If you hook up your new tank with CO2 you'll have lower pH and a few more options fish wise.
:)
For your current tank, keep the CO2 in, the pH raising suddenly would be bad for the fish.
Posted via Mobile Device
 
#15 ·
Ok will do, since its a DIY co2 with a yeast bottle ill monitor it a lot to make sure the PH isn't moving much. and lower the amount of water for each water change since I'm putting high ph in.

I did take a cup of water out of the tank and let it sit for an hour and sure enough 8.2 ph again. the CO2 keeps in around 7.2
 
#16 ·
The GH, KH and pH are usually related, but they are distinct and one being high or low does not mean the others cannot be different. The article I linked prevously should explain this.

What is the purpose of the CO2? To grow plants faster, or lower the pH for fish? If the latter, you also need to deal with the GH as this is just as important as pH for fish.
 
#17 ·
The Co2 was for the plants, I didn't know it affected PH so much. The plants are growing like mad now that i put it in. Before they were sick and brown. If the CO2 thing stops will my ph go up way to fast and kill the fish and the shrimp? Should i keep an eye on it? Or take it out and pray the rise in PH won't hurt the fish. Everytime I do a water change i am adding 8.2 PH water in the 7.2 ph tank. But i only do like 10 percent every other week, The nitrate levels stay so low with all them plants.

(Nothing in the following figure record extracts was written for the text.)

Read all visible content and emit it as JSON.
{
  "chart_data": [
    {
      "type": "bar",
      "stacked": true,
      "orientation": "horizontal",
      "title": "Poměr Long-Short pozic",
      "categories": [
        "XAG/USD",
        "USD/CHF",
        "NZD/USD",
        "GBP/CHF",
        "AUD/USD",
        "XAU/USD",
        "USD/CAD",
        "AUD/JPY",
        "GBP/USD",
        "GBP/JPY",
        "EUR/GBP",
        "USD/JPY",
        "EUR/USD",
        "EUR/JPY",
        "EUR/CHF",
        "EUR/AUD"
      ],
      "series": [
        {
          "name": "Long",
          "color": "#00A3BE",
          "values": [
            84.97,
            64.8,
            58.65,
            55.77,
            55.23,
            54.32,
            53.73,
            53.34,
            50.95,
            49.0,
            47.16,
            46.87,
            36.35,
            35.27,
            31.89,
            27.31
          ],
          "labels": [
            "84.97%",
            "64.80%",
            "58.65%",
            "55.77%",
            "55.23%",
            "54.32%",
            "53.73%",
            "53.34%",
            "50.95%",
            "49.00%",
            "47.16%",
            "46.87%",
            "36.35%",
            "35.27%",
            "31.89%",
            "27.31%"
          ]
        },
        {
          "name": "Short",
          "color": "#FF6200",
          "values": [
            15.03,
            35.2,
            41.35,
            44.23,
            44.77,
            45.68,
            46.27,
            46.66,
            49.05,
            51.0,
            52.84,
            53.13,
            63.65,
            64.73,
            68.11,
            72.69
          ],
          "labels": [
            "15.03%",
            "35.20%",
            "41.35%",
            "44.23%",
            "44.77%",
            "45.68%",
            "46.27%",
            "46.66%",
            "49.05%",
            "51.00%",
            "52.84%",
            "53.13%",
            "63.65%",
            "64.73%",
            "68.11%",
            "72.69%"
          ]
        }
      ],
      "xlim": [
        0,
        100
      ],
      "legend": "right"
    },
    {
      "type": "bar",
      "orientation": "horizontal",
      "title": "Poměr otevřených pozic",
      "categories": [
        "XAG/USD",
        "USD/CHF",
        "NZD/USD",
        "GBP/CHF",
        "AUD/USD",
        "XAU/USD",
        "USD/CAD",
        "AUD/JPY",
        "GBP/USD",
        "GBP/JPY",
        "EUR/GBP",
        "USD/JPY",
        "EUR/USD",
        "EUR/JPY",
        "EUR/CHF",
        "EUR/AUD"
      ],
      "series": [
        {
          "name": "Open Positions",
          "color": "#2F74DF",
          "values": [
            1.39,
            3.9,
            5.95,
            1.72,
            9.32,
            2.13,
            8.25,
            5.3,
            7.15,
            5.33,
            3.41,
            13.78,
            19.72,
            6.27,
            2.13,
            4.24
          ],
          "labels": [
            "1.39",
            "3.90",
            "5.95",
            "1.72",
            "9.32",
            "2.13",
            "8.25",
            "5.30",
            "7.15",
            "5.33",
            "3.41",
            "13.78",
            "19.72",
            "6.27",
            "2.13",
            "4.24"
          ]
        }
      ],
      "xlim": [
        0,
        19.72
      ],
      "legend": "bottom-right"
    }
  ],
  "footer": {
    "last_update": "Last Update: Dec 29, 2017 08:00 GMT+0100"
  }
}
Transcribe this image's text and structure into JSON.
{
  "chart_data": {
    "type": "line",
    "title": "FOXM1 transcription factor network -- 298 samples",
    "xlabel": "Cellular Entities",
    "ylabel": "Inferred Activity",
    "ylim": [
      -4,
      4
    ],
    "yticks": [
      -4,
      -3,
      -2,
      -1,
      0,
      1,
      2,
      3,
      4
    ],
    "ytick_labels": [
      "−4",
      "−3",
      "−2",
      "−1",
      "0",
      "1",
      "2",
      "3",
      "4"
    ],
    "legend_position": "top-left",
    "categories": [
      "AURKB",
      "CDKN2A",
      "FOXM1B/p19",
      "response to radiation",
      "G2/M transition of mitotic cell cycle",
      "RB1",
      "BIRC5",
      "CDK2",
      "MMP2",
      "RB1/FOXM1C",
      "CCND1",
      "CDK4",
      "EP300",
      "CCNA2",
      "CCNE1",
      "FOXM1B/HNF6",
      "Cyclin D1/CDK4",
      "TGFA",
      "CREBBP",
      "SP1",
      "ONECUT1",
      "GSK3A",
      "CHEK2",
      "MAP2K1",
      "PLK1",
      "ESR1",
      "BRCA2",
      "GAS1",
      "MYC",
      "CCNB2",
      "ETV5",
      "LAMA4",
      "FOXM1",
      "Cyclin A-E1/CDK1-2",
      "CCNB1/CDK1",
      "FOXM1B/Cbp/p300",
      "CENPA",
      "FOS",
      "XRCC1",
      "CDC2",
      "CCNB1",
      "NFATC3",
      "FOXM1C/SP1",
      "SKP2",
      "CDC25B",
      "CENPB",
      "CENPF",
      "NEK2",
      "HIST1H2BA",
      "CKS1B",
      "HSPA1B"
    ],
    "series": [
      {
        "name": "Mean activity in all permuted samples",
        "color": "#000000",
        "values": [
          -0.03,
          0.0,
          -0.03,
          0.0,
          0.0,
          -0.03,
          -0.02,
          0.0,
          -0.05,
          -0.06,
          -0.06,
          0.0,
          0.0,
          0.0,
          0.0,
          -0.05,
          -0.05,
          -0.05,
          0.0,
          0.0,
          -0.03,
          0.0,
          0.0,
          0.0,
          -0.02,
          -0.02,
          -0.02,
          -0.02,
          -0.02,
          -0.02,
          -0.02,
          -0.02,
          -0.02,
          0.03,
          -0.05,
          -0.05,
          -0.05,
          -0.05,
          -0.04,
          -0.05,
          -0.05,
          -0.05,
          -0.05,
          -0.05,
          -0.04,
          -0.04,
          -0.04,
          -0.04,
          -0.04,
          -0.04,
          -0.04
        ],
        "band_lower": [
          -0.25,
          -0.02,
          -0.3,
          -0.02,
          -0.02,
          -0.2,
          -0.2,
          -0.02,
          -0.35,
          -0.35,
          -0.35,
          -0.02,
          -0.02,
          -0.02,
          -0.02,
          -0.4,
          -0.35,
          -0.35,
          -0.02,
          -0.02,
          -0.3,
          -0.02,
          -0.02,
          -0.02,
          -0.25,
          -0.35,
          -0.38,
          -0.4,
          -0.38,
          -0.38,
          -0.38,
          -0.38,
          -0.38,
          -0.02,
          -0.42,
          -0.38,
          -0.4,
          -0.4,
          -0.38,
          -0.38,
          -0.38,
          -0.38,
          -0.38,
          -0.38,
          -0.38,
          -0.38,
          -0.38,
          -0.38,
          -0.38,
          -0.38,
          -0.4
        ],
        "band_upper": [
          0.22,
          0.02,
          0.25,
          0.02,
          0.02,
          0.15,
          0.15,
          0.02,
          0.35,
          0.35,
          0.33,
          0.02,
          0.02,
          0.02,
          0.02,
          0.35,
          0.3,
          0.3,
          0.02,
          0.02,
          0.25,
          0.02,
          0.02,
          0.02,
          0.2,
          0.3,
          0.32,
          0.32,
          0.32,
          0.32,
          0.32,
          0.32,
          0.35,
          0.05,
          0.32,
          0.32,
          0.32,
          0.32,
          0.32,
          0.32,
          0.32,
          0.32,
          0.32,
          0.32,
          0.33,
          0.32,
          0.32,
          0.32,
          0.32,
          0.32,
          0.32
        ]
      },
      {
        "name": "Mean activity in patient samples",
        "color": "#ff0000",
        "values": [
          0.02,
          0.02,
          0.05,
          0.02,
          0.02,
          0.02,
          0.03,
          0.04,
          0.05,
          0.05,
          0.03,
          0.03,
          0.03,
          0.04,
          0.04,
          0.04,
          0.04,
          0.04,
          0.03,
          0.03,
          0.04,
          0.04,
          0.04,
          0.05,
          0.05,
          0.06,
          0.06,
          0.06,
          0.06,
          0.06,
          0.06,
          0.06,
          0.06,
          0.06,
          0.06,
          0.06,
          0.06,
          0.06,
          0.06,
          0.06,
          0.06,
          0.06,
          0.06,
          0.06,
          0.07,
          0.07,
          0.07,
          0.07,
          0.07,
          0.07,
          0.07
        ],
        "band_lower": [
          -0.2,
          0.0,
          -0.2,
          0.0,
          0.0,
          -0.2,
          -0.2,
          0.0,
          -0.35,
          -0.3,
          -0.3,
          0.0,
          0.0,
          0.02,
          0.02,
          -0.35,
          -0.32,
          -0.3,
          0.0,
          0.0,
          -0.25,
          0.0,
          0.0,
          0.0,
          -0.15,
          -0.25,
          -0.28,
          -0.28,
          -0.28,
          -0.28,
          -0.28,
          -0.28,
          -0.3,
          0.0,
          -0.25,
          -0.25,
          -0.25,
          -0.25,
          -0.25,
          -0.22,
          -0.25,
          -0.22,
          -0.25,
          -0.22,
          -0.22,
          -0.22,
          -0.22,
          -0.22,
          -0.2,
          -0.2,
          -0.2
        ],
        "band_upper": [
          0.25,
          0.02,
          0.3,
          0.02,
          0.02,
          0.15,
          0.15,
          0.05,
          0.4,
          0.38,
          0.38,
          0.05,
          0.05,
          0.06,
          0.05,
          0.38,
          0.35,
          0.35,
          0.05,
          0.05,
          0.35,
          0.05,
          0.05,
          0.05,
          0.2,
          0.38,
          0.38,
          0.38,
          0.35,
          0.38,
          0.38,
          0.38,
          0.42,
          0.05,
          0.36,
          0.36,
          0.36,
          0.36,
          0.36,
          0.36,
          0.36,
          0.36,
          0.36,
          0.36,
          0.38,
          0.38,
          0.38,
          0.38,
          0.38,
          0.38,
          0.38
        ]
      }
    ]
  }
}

Our other betta lived two years through the cycle and not checking anything, maybe ignorance is bliss.
 
#23 ·
I think what I'm going to do is just let it run out, The PH should return slowly. It will take longer for the PH to rise back then what it was when i put the fish into the tank. they went from 7.0 to 8.2 quick. I did do it slowly, but still that took only like an hour. I think this will go up way more slowly then that. And my betta is healthy as a horse, or so he acts.